For the past 20 years, financial experts have counseled the public down a self-destructive path leading to massive capital shortfalls and deficits in savings and pensions worldwide.  Spend more, save less was the motto; that taking more risk and paying more fees for financial products and services would magically make up for chronic under-saving.  For short periods like 1996-2000, 2003-08 and 2010-15, it appeared to wishful eyes, that the magic might be working, as three successively larger credit pumping cycles boosted asset bubbles, and helped paper over balance sheet holes.  But the mirage has always been fleeting.  As each bubble bursts, capital tanks and years are wasted trying to recover prior values, as savings deficits compound and the population moves closer and closer to planned withdrawals.

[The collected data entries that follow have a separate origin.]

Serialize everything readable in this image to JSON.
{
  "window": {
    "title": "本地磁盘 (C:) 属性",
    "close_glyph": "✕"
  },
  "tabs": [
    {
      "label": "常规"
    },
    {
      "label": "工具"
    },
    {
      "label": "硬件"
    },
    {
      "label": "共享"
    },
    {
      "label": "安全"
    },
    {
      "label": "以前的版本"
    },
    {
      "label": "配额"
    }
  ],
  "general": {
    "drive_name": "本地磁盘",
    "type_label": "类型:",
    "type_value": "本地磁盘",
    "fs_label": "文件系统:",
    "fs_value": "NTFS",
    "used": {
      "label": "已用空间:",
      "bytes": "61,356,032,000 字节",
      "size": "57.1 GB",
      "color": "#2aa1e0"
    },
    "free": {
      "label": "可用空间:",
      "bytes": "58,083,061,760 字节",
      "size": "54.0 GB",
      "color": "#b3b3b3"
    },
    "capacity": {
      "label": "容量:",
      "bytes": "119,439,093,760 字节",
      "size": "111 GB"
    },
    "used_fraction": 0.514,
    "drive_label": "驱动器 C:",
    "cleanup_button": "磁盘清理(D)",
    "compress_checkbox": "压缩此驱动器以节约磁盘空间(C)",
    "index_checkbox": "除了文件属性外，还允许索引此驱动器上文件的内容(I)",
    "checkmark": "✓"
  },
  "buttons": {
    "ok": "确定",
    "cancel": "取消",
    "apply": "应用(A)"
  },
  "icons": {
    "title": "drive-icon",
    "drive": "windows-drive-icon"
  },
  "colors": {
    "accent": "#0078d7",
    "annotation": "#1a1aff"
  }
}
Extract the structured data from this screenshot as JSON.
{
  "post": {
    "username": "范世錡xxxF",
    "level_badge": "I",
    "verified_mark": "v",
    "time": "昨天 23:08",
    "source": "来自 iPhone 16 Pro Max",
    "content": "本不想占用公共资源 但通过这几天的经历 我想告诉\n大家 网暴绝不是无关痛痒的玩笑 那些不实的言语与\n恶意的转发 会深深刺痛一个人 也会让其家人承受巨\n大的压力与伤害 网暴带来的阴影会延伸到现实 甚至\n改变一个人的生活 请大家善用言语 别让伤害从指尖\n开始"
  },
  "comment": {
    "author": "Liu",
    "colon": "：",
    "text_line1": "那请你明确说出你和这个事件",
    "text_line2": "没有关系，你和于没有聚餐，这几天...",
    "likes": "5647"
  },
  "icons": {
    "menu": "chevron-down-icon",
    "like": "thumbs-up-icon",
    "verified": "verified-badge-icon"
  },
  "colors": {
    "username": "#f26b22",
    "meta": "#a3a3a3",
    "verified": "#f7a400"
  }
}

If ever there was a verdict on bubblenomics, it is this:  today, even with asset prices back near all time highs for the third time in 17 years, even before the next bear market knocks trillions off prices once more, savings deficits today are massive and mounting.  Ignoring math and believing false prophets has wrought tremendous harm.  Denial is not a strategy.  We are now past the point of small tweaks and well in the territory of massive restructuring needed.  See:  Collapsing pensions will fuel America’s next financial crisis, and this issue goes far behind America, the retirement savings blight is global today.  The truth is this:

Unfortunately, there are no easy answers. Pension reform — as with Social Security reform — is most equitably approached as a combination of benefit cuts, increased contributions and higher eligibility ages. But since those solutions tend to offend all stakeholders, it is difficult to get past the inertia.

The sooner individuals take steps to understand math and take active responsibility for managing their finances, rather than blindly riding asset bubbles to their inevitable collapse, the better off we will all be.